The USD.AI Thesis: Inference Will Dominate
Sep 19, 2025|USDAI's Thesis on Inference Demand
When we talk with our community, one of the biggest misconceptions we hear is that only the latest generation GPUs hold value.
For Bitcoin mining, this is absolutely true. After 18 months, the chips are done. Zilch, can't compete any more.
The AI market is different.
Today, NVIDIA’s H100 is the benchmark for training frontier models. But demand for prior-generation chips such as the A100 remains strong.

AI chips don’t become worthless the moment the next generation launches. Instead, their role changes.
- Training workloads i.e. developing new frontier models, require the latest, fastest, most expensive hardware. This is where hyperscalers like Microsoft, Google, and Amazon dominate, because training demands the scale, capital, and data infrastructure that only they can provide.
- Inference workloads i.e. running queries on chatbots, generating images, or serving real-time outputs, are a different story. Here, the hardware requirement is less about cutting-edge specs and more about throughput and cost. Companies care about response time and token generation, not which GPU is doing the work.
This distinction is why A100s, V100s, and similar “older” GPUs continue to generate revenue years after release.

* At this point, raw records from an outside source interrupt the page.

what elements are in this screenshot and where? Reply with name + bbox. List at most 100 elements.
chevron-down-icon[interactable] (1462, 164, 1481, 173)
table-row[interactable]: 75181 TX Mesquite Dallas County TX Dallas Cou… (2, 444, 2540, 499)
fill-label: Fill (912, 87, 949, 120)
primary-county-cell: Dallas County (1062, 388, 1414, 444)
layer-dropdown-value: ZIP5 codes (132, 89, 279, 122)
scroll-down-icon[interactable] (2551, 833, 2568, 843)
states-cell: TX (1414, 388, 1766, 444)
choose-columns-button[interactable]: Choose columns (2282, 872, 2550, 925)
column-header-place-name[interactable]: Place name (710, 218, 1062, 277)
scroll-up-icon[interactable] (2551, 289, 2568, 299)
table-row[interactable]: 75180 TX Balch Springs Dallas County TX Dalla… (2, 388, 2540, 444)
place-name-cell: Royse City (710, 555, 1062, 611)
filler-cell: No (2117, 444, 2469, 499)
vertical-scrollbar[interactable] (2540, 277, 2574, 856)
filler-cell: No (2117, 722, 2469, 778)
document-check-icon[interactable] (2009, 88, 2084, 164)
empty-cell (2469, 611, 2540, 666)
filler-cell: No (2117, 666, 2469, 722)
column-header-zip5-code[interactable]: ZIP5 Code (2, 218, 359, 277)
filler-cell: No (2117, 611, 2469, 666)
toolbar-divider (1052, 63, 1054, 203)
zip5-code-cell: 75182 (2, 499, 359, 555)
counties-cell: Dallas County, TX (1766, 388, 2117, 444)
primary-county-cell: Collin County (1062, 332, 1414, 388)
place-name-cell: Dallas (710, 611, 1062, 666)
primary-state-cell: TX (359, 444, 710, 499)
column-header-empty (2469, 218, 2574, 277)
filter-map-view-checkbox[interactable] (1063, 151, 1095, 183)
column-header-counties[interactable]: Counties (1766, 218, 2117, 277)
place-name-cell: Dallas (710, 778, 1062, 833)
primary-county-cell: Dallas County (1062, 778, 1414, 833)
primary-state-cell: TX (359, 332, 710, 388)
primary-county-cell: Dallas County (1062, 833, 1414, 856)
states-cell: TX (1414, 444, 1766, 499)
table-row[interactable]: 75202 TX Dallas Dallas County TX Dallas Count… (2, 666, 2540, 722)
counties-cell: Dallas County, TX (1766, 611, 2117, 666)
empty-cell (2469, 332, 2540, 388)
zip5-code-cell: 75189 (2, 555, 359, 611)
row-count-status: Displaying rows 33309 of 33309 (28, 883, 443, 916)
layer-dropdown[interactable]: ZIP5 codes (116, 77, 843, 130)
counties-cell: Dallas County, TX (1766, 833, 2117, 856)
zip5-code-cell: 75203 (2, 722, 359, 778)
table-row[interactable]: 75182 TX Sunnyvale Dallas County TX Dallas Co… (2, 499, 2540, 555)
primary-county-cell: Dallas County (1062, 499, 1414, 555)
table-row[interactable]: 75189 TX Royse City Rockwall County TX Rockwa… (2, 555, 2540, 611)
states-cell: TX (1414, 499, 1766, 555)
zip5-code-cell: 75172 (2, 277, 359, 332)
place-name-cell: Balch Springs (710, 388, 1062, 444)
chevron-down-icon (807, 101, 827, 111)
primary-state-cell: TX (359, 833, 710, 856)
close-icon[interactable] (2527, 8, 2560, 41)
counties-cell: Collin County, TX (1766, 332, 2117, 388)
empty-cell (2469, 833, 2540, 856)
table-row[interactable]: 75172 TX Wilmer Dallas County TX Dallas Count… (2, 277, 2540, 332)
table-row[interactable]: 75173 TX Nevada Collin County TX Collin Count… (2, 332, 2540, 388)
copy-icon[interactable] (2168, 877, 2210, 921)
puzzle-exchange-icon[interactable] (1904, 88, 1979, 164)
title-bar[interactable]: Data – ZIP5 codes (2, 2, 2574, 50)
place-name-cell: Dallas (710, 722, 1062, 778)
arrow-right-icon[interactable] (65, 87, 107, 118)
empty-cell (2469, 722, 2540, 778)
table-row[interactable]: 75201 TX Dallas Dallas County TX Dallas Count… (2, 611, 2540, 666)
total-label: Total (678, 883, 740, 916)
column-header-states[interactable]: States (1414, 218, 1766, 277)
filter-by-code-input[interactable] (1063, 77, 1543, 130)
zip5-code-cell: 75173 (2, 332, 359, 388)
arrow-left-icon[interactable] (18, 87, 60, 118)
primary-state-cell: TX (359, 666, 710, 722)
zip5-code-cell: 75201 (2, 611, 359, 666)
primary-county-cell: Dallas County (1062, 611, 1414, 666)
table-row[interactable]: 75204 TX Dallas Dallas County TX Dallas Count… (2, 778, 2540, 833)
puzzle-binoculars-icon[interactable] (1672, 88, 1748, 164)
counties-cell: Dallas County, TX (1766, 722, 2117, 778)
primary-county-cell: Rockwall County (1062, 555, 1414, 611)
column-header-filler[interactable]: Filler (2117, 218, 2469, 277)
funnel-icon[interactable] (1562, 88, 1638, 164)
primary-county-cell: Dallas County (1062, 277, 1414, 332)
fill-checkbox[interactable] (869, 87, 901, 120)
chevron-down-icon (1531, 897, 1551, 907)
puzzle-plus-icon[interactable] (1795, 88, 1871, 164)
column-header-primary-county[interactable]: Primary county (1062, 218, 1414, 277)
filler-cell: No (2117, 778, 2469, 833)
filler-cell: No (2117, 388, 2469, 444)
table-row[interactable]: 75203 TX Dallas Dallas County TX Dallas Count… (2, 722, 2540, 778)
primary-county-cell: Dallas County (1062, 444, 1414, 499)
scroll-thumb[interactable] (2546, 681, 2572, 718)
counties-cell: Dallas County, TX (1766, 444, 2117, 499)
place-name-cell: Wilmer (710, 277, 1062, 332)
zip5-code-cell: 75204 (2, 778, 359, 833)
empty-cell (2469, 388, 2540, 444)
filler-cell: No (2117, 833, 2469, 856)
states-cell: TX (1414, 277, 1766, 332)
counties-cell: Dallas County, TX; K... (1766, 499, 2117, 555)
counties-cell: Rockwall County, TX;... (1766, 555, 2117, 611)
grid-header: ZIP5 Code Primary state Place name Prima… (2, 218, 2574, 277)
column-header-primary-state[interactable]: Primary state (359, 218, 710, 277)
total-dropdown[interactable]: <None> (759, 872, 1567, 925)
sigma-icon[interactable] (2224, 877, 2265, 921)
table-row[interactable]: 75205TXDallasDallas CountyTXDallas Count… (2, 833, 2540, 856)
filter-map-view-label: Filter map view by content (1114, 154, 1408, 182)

Training vs. Inference Demand
This is where the real opportunity lies.
Brookfield projects that while training makes up ~80% of compute demand today, by 2030 inference will represent 75% of global demand. Inference is not controlled solely by hyperscalers. It is met by smaller colocation providers, sovereign initiatives, and independent operators that often rely on prior-generation GPUs.

Even large Hyperscalers like Elon Musk's xAI are using cloud providers for inference.
Over the next decade, $7 trillion will be spent on AI infrastructure. That includes $4 trillion in GPUs and compute systems, $2 trillion in AI factories (data centers), and nearly $1 trillion across power and transmission. Hyperscaler capex alone reached $325 billion in 2024 and continues to accelerate.
The installed GPU base is expected to grow from 7 million units in 2024 to more than 45 million by 2034. Hardware refresh cycles occur every 12–18 months, so depreciation and replacement are systemic.
GPU-as-a-service is forecast to grow from $30 billion in 2025 to more than $250 billion by 2034, with operators earning 25–30% unlevered returns on GPU leasing.
As inference demand scales, the need for financing grows most acutely outside the hyperscaler ecosystem, in colocation centers, sovereign projects, and independent operators building the backbone of AI.
Depreciation as a Feature
Enterprise GPUs depreciate at roughly 20–30% annually. Secondary market pricing reflects this:
- A100 rental rates declined from $2.40/hour in 2020 to $1.40/hour in 2024.
- H100s fell from ~$4/hour at launch to $1–$2/hour within 18 months.
Hardware prices are a function of the rental income they can generate. Rates fell 50% on H100s, and prices on the secondary market also fell from ~300k to ~150k over the same time period. It's not a perfect 1:1 correlation, but its a good directional representation of the underlying value of the hardware.
Fast depreciation drives operators to refresh hardware on short cycles.
In the USD.AI protocol, loans are structured on a three-year amortization schedule, matching this refresh pattern. By the time a borrower repays a loan, they are ready for a new fleet of chips, and a new loan.
This structure creates speed and liquidity in the onchain loan facility.
On average, the protocol receives about 3-4% of the total loan balance each month across its assets. This allows the protocol to cycle quickly, adapt to hardware refreshes, and continually service the GPUs that are actively generating revenue.
It is not like financing a 30-year mortgage, which is an industry that's already been fully captured by TradFi, is heavily regulated and almost all business is run through the banks.
Instead, GPU financing is more like a three-year auto lease for a Mercedes: high performance, fast turnover, and continuous renewal. Banks are not in this business yet, and private credit has yet to optimize this market.
That turnover and open market opportunity is exactly what allows USD.AI to provide yield to stablecoin stakers, while financing the cutting edge of AI infrastructure.
Rapid depreciation and constant refresh cycles are not risks to be avoided but realities to be harnessed. The protocol's financing model is built for this future, providing liquidity for depositors, capital for operators, and fueling the global AI infrastructure buildout.
At USD.AI, our thesis is clear: inference will dominate.